This study aims to design the Media Query Language (MQL) (Lenkiewicz, et al. 2012) combined with the Linguistic Media Query Interface (LMQI) for Elan (Wittenburg, et al. 2006). The system integrated with the new achievements in audio-video recognition will allow querying media files with predefined gesture phases (or motion primitives) and speech characteristics as well as combinations of both. For the purpose of this work the predefined motions and speech characteristics are called patterns for atomic elements and actions for a sequence of patterns. The main assumption is that a user-customized library of patterns and actions and automated media annotation with LMQI will reduce annotation time, hence decreasing costs of creation of annotated corpora. Increase of the number of annotated data should influence the speed and number of possible research in disciplines in which human multimodal interaction is a subject of interest and where annotated corpora are required. Introduction
The development in the area of audio-visual-recording devices leads to increase of the number of high performance hardware, enabling studies based on media recordings. In order to analyze a recording, the corpus needs to be annotated. The ideal solution would be an automated annotation system, which is a challenge for software developers. The algorithms need to not only retrieve points of interest from 2D and 3D recordings, but also to interpret them and to allow users to add extra interpretation, depending on the subject of study.

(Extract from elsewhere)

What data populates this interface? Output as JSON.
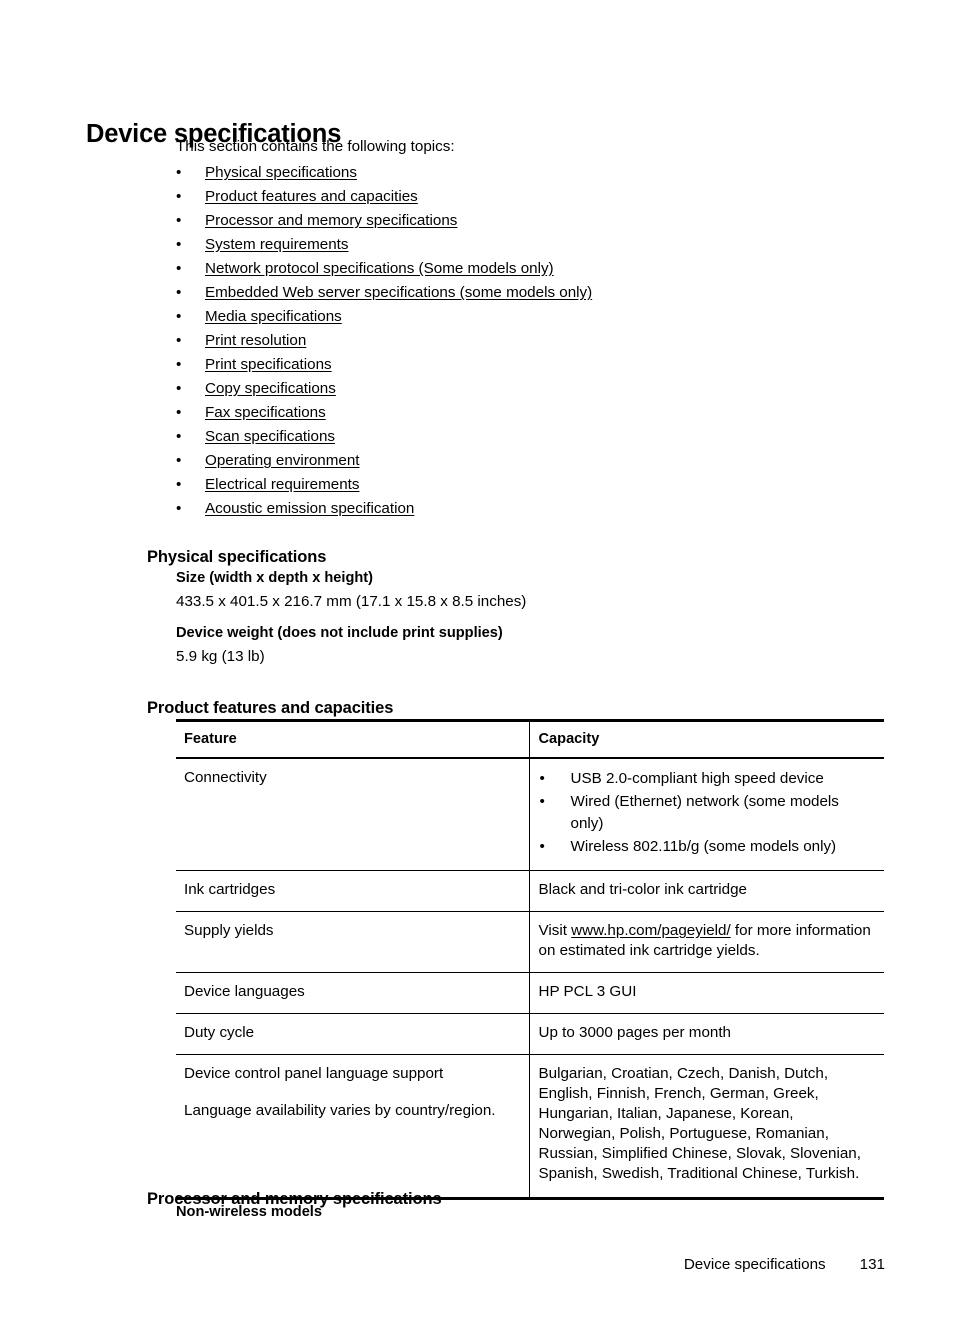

The work on the MQL and the LMQI is trying to meet the expectations of researchers. The system design assumes no previous knowledge of any query or programing language, nor query interface. The query syntax is similar to the syntax of a natural language with assumption that the data output goes into the Elan tier.

The main requirement of the MQL is that the data received from the recording contains time information, allowing alignment of the tier with the recording. The assumption is that any software retrieving information form the recording may be integrated with the MQL. At the current stage, the algorithms integrated with the system are the recognizers (Lenkiewicz, et al. 2011) delivering time aligned coordinates from 2D video recordings.

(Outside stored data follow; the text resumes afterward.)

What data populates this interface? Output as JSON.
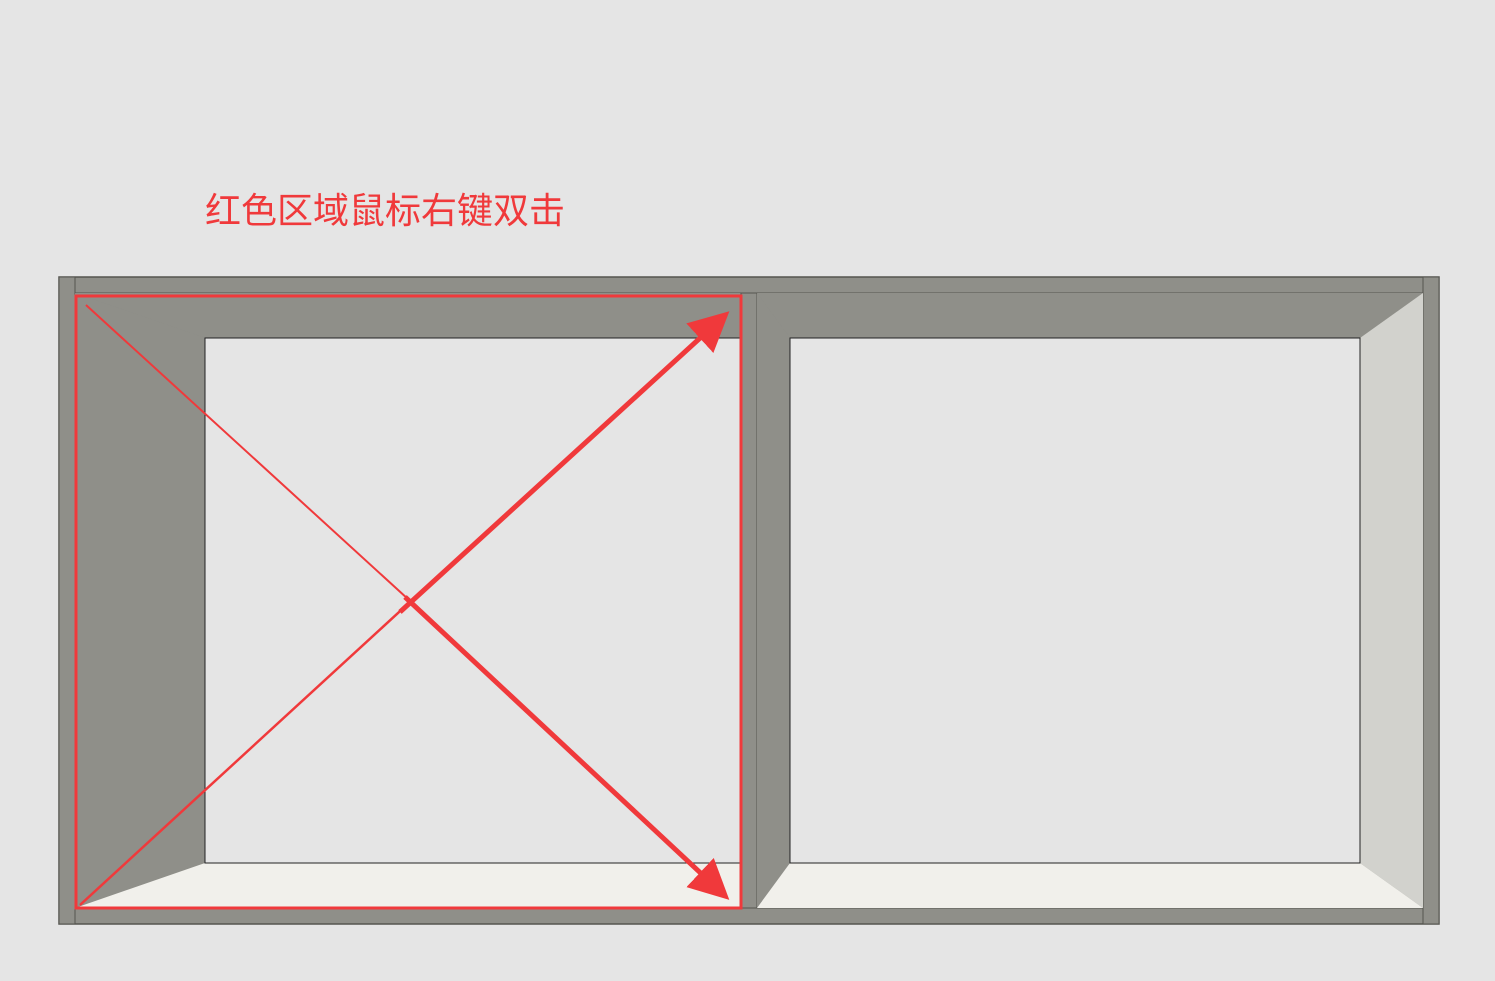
{
  "annotation": {
    "label": "红色区域鼠标右键双击"
  },
  "colors": {
    "background": "#e5e5e5",
    "frame": "#8f8f89",
    "frame_dark": "#7e7e78",
    "shadow_side": "#8f8f89",
    "light_side": "#d2d2cd",
    "floor": "#f1f0eb",
    "opening": "#e5e5e5",
    "highlight": "#f0393b"
  },
  "icons": {
    "arrow_up": "arrow-up-right-icon",
    "arrow_down": "arrow-down-right-icon"
  }
}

The LMQI was built to simplify the work with the MQL.

The Media Query Language
Recently several automated annotation tools and techniques for deriving metadata (Hansen, et al. 2007; Park, et al. 2007; Chia-Han, et al. 2001; Crestani, et al. 2004; Rui Peng, et al. 2010) have been developed. The study often concentrates on joining syntactic and semantic levels of analyzed recordings. The work on the MQL is based on the premise that in order to lead research, the researchers themselves need to decide whenever a given phenomenon carries semantic meaning. To meet this requirements, there has to be a tool able to formulate a query describing elements of a tested theory, and use it on recordings obtained during experiments.

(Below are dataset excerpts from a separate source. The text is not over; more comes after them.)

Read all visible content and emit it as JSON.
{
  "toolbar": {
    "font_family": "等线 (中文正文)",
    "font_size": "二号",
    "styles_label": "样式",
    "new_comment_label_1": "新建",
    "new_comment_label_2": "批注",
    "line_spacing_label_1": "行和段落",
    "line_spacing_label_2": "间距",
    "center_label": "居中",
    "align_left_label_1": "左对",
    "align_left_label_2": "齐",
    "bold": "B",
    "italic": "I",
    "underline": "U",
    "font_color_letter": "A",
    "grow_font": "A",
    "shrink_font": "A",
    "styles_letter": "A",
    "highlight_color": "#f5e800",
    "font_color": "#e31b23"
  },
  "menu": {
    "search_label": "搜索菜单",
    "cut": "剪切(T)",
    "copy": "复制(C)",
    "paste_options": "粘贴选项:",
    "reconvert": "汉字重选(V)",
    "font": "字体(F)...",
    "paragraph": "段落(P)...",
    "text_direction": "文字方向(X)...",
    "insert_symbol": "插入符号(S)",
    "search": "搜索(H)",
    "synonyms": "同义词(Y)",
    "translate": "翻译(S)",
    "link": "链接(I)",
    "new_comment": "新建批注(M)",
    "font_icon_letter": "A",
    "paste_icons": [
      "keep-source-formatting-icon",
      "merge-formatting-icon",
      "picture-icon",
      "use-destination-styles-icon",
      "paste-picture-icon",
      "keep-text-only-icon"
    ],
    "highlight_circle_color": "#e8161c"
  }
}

The structure and the syntax of the MQL are already defined. To build a compiler for the language, “SableCC compiler — compiler“ has been chosen. According with the SableCC (Gagnon and Hendren 1998) requirements, the syntax is written using context free grammar rules and a parser is created, which is a Look-Ahead LR (1)(LALR) with one token of look ahead (Puntambekar 2010). SableCC was chosen as a tool to implement the language as it separates syntax and semantic actions of the new created language, shortening development time and significantly simplifying changes, thus improving maintainability of the system.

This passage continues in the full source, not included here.